The philosophical underpinning of the reform is a conviction that capital requirements imposed after the 2008 financial crisis have gradually overshot their intended purpose. “When capital requirements become excessive, they hinder the banking system’s essential role of providing credit to the real economy,” Bowman said in her Cato Institute remarks. She described the proposals as a “sensible recalibration” designed to remove redundant standards and better align requirements with actual institutional risk profiles, rather than a wholesale rollback of post-crisis prudential safeguards.

The eSLR reforms are particularly significant. A final rule approved by the FDIC and Federal Reserve in November 2025 — effective April 1, 2026 — had already replaced the existing 2% eSLR buffer for global systemically important banks with a buffer equal to half of each institution’s Method 1 G-SIB surcharge, capped at 1% for subsidiary banks. FDIC staff estimated that change alone would reduce aggregate Tier 1 capital requirements by $13 billion, or under 2%, for G-SIBs, and by $219 billion — or 28% — for major bank subsidiaries. The new proposals being voted on Thursday extend that logic across the Basel III and G-SIB surcharge frameworks.
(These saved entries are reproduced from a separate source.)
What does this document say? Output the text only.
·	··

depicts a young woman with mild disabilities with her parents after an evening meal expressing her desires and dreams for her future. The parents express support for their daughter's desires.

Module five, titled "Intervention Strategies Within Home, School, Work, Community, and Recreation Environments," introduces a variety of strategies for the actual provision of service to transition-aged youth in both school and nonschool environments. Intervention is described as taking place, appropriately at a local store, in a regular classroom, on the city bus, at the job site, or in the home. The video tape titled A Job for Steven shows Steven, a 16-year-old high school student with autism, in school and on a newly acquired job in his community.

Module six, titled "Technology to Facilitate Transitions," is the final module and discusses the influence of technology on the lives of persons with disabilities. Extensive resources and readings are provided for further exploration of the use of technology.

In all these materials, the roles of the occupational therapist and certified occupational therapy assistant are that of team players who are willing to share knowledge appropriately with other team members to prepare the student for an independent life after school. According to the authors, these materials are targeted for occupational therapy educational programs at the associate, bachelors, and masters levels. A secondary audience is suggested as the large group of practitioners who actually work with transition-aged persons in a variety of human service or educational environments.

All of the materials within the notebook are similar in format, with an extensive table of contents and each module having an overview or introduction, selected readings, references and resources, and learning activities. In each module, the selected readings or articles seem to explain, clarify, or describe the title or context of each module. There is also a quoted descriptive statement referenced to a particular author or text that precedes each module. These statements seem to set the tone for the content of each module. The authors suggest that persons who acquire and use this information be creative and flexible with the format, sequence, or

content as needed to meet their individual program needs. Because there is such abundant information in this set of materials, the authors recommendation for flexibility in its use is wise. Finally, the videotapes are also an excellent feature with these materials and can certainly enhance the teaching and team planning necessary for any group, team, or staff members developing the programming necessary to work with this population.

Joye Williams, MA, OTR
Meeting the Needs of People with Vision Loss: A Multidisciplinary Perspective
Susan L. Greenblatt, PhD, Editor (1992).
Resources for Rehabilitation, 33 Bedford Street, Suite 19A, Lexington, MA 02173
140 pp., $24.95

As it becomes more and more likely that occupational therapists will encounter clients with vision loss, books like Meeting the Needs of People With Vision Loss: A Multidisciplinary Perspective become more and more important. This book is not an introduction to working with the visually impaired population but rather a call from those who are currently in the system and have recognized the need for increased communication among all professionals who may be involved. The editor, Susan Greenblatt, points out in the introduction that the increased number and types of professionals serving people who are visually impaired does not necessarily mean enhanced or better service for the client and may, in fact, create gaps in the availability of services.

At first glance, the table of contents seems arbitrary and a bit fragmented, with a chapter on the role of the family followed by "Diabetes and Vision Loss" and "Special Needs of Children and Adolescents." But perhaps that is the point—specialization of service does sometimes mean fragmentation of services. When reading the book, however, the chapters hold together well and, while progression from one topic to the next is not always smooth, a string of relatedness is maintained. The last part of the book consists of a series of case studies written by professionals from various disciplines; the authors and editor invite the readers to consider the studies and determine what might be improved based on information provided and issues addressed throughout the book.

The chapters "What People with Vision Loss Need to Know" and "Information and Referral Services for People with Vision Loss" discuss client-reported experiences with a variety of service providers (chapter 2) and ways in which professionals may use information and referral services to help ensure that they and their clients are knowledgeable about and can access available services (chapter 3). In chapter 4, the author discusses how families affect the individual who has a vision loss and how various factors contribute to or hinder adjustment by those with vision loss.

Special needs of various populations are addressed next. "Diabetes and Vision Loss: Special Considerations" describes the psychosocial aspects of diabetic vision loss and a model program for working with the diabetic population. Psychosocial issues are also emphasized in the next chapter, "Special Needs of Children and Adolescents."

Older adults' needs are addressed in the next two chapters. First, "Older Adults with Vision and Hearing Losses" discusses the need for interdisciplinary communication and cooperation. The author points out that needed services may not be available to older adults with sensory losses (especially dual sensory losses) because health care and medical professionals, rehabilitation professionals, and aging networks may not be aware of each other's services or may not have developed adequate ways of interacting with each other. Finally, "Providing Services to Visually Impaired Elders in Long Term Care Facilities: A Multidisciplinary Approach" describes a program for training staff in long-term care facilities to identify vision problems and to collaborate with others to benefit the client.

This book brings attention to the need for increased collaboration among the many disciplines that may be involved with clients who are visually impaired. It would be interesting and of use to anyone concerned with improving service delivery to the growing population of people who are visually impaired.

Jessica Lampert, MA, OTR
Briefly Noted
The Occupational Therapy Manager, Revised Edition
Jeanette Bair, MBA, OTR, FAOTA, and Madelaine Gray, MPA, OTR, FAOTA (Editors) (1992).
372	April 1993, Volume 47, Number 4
The banking industry responded favourably. The American Bankers Association, Financial Services Forum, and Bank Policy Institute issued a joint statement praising Bowman’s approach as “a thoughtful, bottom-up” resolution to the concerns raised by 97% of commenters on the prior Basel proposal, calling for a capital framework that “reflects the actual risks in the banking system, rather than over-calibrated requirements that impede economic growth”.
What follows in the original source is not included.